GALILEO ACQUISITION CORP. ANNOUNCES PRICING OF $120 MILLION INITIAL PUBLIC OFFERING
18 Oktober 2019 - 12:14AM
Galileo Acquisition Corp. (NYSE:GLEO.U) (the “Company”) announced
today that its Registration Statement on Form S-1 (SEC File No.
333-234049), as amended, was declared effective by the Securities
and Exchange Commission. The closing of the Company’s initial
public offering of 12,000,000 units is expected to occur on or
about October 22, 2019. Each unit consists of one ordinary share,
par value $.0001 per share (“Ordinary Share”), and one warrant,
with each warrant entitling the holder to purchase one Ordinary
Share at a price of $11.50 per share. Each unit will be sold at an
offering price of $10.00 per unit for aggregate gross proceeds of
$120,000,000. Once the securities comprising the units begin
separate trading, the common stock and warrants are expected to be
traded on the New York Stock Exchange under the symbols “GLEO” and
“GLEO WS,” respectively.
The underwriters have been granted a 45-day option to purchase
up to an additional 1,800,000 units offered by the Company to cover
over-allotments, if any.
EarlyBirdCapital, Inc. acted as sole book-running manager.

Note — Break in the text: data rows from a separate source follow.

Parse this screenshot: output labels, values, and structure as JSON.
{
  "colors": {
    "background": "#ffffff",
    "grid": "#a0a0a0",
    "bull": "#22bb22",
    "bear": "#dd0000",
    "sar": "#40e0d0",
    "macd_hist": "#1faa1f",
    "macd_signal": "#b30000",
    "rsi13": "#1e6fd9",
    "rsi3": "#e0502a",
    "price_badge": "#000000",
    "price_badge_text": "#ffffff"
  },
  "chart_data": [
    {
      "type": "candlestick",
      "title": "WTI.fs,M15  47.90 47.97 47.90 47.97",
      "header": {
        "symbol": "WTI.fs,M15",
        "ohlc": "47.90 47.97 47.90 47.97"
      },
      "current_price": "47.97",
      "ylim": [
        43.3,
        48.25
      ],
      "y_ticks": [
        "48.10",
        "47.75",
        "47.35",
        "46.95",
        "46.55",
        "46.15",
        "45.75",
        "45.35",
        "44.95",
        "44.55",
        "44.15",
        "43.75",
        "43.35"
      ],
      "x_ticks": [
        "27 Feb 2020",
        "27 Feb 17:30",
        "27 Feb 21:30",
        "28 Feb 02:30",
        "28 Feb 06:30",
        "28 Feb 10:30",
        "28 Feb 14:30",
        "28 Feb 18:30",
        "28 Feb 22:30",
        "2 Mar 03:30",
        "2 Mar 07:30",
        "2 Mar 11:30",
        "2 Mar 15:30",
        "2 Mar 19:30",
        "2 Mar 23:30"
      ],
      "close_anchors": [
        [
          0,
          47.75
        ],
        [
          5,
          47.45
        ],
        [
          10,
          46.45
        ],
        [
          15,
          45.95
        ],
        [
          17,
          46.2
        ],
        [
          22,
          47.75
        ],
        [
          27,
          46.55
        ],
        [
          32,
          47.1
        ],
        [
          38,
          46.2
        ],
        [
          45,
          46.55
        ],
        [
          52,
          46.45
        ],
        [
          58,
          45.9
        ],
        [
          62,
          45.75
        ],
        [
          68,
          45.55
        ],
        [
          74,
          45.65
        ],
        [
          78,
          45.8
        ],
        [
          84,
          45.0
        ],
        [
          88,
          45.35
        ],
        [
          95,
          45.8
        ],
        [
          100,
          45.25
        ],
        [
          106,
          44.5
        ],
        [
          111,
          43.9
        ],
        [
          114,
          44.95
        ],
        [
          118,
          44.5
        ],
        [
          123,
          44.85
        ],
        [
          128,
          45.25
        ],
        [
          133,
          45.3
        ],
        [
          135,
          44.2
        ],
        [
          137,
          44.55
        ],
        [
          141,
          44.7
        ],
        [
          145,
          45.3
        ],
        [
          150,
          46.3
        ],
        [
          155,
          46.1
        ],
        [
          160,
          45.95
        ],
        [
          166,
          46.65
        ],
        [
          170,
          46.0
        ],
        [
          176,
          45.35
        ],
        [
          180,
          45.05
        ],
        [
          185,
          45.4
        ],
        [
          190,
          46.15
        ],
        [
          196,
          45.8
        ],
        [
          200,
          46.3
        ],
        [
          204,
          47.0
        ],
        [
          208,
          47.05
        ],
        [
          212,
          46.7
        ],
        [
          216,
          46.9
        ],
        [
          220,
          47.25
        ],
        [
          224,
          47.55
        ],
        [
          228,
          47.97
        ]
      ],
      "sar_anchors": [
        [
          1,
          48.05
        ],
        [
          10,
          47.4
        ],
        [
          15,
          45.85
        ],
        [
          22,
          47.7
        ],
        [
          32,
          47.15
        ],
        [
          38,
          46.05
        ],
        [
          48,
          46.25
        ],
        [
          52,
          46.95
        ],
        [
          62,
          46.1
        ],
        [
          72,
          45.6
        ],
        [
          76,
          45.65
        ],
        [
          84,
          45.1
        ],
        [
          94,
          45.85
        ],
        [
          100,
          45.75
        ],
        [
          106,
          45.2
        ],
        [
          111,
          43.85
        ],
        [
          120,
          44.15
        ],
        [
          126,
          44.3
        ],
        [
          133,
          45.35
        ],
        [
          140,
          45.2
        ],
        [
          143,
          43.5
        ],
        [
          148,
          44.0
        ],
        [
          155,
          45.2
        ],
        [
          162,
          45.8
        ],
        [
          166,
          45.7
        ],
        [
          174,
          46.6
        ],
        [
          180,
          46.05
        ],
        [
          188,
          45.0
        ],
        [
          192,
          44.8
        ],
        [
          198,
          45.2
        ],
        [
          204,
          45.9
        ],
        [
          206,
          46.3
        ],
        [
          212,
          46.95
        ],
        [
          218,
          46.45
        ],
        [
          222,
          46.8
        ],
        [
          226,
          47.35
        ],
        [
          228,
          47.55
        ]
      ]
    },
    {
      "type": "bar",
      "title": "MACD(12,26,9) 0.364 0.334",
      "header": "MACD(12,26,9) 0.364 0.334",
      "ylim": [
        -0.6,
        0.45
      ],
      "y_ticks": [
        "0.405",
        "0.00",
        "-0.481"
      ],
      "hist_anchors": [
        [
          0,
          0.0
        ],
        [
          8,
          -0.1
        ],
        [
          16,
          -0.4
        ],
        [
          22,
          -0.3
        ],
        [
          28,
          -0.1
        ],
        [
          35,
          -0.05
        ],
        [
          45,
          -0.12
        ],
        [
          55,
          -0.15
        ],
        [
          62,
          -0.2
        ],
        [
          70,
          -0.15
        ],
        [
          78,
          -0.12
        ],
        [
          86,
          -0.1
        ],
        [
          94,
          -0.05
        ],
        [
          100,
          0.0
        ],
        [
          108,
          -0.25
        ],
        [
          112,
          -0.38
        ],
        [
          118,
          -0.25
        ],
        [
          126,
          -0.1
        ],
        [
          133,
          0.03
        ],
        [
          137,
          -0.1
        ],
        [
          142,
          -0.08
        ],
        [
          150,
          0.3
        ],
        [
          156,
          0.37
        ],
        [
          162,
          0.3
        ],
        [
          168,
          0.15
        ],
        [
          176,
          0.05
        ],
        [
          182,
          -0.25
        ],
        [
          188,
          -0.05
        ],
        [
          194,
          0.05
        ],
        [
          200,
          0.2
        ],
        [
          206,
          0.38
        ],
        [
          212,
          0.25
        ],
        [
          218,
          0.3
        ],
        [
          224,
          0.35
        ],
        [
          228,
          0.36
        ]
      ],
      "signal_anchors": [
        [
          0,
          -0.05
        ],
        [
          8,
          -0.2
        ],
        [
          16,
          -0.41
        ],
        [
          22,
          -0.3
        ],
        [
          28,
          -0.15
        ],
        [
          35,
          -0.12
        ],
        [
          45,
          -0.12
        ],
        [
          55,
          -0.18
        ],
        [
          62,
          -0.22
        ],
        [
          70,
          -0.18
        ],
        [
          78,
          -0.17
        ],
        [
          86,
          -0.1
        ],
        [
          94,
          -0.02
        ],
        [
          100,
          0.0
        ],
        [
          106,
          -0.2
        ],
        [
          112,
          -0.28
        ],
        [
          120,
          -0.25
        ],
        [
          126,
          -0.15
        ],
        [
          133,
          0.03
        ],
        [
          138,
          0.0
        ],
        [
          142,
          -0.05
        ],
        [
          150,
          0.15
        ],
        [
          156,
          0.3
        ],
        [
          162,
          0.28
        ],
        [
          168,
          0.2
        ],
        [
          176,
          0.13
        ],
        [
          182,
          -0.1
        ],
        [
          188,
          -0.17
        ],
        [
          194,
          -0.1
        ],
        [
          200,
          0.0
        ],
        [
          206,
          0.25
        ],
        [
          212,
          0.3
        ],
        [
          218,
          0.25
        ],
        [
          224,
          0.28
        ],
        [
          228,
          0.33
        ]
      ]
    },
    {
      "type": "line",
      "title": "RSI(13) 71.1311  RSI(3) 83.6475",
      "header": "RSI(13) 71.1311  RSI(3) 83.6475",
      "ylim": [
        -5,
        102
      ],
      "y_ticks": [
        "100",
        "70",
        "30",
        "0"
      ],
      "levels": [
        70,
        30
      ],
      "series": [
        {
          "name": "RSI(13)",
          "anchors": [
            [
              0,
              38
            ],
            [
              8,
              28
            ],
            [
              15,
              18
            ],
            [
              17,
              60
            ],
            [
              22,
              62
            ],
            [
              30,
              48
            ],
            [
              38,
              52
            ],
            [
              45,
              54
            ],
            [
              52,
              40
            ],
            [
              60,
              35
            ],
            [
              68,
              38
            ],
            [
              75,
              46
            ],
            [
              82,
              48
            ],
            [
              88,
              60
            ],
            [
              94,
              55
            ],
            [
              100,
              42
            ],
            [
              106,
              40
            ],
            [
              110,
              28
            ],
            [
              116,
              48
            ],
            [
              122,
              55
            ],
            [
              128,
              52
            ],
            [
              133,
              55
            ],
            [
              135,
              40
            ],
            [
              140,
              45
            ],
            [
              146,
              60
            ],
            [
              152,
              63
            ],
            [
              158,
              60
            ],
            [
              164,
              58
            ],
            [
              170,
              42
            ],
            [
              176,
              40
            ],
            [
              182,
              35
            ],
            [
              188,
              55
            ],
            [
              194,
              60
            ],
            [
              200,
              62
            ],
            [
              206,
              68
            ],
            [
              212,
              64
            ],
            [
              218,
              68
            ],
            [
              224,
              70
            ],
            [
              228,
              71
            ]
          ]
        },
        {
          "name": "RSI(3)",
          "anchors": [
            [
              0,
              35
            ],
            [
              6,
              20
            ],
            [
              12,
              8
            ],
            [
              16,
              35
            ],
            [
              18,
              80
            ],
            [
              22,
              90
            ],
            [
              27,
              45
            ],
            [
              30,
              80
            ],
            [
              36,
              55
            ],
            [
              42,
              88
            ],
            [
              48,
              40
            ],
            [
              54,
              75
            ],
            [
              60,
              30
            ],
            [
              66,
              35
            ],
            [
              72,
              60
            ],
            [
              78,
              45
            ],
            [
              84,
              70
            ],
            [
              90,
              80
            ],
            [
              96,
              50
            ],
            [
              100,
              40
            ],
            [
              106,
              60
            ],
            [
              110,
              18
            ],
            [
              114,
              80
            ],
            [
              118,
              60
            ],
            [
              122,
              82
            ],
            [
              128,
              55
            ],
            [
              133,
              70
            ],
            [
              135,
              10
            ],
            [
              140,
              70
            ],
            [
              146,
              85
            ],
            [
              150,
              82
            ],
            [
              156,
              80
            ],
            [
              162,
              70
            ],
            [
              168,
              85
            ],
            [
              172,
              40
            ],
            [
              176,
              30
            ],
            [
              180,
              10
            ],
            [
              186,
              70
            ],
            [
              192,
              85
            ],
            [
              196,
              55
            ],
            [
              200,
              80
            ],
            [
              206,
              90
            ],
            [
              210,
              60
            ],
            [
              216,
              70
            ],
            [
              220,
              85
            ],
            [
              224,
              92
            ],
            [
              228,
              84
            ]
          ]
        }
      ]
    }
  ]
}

The
offering is being made only by means of a prospectus, copies of
which may be obtained from EarlyBirdCapital, Inc., 366 Madison
Avenue, 8th Floor, New York, NY 10017, Attn: Syndicate Department,
212-661-0200.
Galileo Acquisition Corp. is a blank check company organized for
the purpose of effecting a merger, capital stock exchange, asset
acquisition, or other similar business combination with one or more
businesses or entities with an initial focus on targets operating
in the Consumer, Retail, Food and Beverage, Fashion and Luxury,
Specialty Industrial, Technology or Healthcare sectors which are
headquartered in Western Europe, with an emphasis on Italian
family-owned businesses, portfolio companies of private equity
funds, or corporate spin-offs, and that have significant North
American exports and a clearly defined North American high growth
strategy. However, the Company’s efforts to identify a prospective
target business will not be limited to any particular industry or
geographic region.
This press release shall not constitute an offer to sell or a
solicitation of an offer to buy, nor shall there be any sale of
these securities in any state or jurisdiction in which such offer,
solicitation or sale would be unlawful prior to registration or
qualification under the securities laws of any such state or
jurisdiction.
Forward Looking Statements
This press release includes forward-looking statements that
involve risks and uncertainties. Forward looking statements are
statements that are not historical facts. Such forward-looking
statements, including with respect to the initial public offering
and the anticipated use of the proceeds thereof, are subject to
risks and uncertainties, which could cause actual results to differ
from the forward looking statements, including those set forth in
the risk factors section of the prospectus used in connection with
the Company’s initial public offering. No assurance can be given
that the offering discussed above will be completed on the terms
described, or at all, or that the net proceeds of the offering will
be used as indicated. The Company expressly disclaims any
obligations or undertaking to release publicly any updates or
revisions to any forward-looking statements contained herein to
reflect any change in the Company’s expectations with respect
thereto or any change in events, conditions or circumstances on
which any statement is based, except as required by law.